The effect of employing severity scores to identify severe community-acquired pneumonia (SCAP) cases for early aggressive resuscitation is unknown. Optimising pre-intensive care unit (ICU) care may improve outcomes in patients at risk of SCAP. We conducted a before-and-after study of patients classified into control and intervention groups (January 2004 to December 2007 and January 2008 to December 2010, respectively). Our intervention was two-pronged, using the 2007 Infectious Diseases Society of America (IDSA)/American Thoracic Society (ATS) minor criteria to identify SCAP for aggressive emergency department resuscitation. Patients with SCAP, defined as those with three or more IDSA/ATS minor criteria, were targeted. Differences in mortality, triage and compliance with emergency department resuscitation were compared between the groups. The hospital mortality rate was lower in the intervention versus the control group (5.7% versus 23.8%, p<0.001). On multivariate analysis, the intervention group was associated with lower mortality (OR 0.24, 95% CI 0.09-0.67). ICU admission rates decreased from 52.9% to 38.6% (p=0.008) and inappropriately delayed ICU admissions decreased from 32.0% to 14.8% (p<0.001). There was increased compliance with the aggressive resuscitation protocol after the intervention. A combined intervention, using a pneumonia score to identify those at risk of SCAP early and an aggressive pre-ICU resuscitation protocol may reduce mortality and ICU admissions.
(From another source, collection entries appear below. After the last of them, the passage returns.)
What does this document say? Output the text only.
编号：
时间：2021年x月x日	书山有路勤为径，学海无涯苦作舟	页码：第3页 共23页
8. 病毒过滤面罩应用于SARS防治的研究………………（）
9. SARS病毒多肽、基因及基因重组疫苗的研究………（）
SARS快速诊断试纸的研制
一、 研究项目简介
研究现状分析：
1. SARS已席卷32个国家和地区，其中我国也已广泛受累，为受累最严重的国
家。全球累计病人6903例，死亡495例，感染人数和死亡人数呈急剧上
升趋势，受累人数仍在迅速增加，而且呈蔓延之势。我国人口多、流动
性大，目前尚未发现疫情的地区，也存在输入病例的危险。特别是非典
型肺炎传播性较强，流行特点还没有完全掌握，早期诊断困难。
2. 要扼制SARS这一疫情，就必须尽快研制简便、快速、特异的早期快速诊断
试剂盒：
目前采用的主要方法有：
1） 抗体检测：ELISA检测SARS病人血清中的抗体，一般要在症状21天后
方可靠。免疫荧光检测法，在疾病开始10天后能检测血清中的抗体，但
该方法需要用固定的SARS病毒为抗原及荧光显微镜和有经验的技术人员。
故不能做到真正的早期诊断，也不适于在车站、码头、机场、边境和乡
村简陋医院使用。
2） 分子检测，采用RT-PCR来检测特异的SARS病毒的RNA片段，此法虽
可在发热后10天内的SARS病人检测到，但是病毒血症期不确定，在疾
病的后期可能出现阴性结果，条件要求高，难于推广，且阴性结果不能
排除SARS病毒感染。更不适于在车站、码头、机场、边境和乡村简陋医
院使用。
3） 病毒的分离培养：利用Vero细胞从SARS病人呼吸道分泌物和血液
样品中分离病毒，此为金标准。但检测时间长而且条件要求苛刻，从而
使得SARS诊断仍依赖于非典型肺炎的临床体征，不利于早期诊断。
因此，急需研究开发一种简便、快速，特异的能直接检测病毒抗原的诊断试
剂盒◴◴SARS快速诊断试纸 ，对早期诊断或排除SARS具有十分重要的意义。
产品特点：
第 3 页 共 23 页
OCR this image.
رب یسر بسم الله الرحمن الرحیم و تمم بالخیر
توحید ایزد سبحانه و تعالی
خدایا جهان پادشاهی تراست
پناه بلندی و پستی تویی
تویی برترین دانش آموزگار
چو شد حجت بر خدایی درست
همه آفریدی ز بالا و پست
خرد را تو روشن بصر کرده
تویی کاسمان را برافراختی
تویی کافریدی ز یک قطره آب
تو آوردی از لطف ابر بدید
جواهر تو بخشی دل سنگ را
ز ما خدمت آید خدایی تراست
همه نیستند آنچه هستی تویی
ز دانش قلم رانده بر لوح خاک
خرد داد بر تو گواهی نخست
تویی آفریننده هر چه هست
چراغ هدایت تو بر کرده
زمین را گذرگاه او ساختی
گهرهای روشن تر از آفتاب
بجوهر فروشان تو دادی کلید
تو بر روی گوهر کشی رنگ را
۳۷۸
采用严重程度评分来识别严重社区获得性肺炎(SCAP)病例以进行早期积极复苏的效果尚不清楚。优化重症监护病房(ICU)前的护理可能会改善有发生 SCAP 风险的患者的结局。我们进行了一项病例前后对照研究,将患者分为对照组和干预组(分别为 2004 年 1 月至 2007 年 12 月和 2008 年 1 月至 2010 年 12 月)。我们的干预措施有两部分,一是使用 2007 年美国传染病学会(IDSA)/美国胸科学会(ATS)的次要标准来识别需要积极急诊复苏的 SCAP;二是针对具有三个或更多 IDSA/ATS 次要标准的 SCAP 患者进行治疗。比较两组之间的死亡率、分诊和对急诊复苏的依从性。干预组的死亡率低于对照组(5.7%比 23.8%,p<0.001)。多变量分析显示,干预组与较低的死亡率相关(OR 0.24,95%CI 0.09-0.67)。ICU 入院率从 52.9%降至 38.6%(p=0.008),不适当延迟 ICU 入院率从 32.0%降至 14.8%(p<0.001)。干预后,对积极复苏方案的依从性增加。采用肺炎评分来早期识别有发生 SCAP 风险的患者,并采用积极的 ICU 前复苏方案,可能会降低死亡率和 ICU 入院率。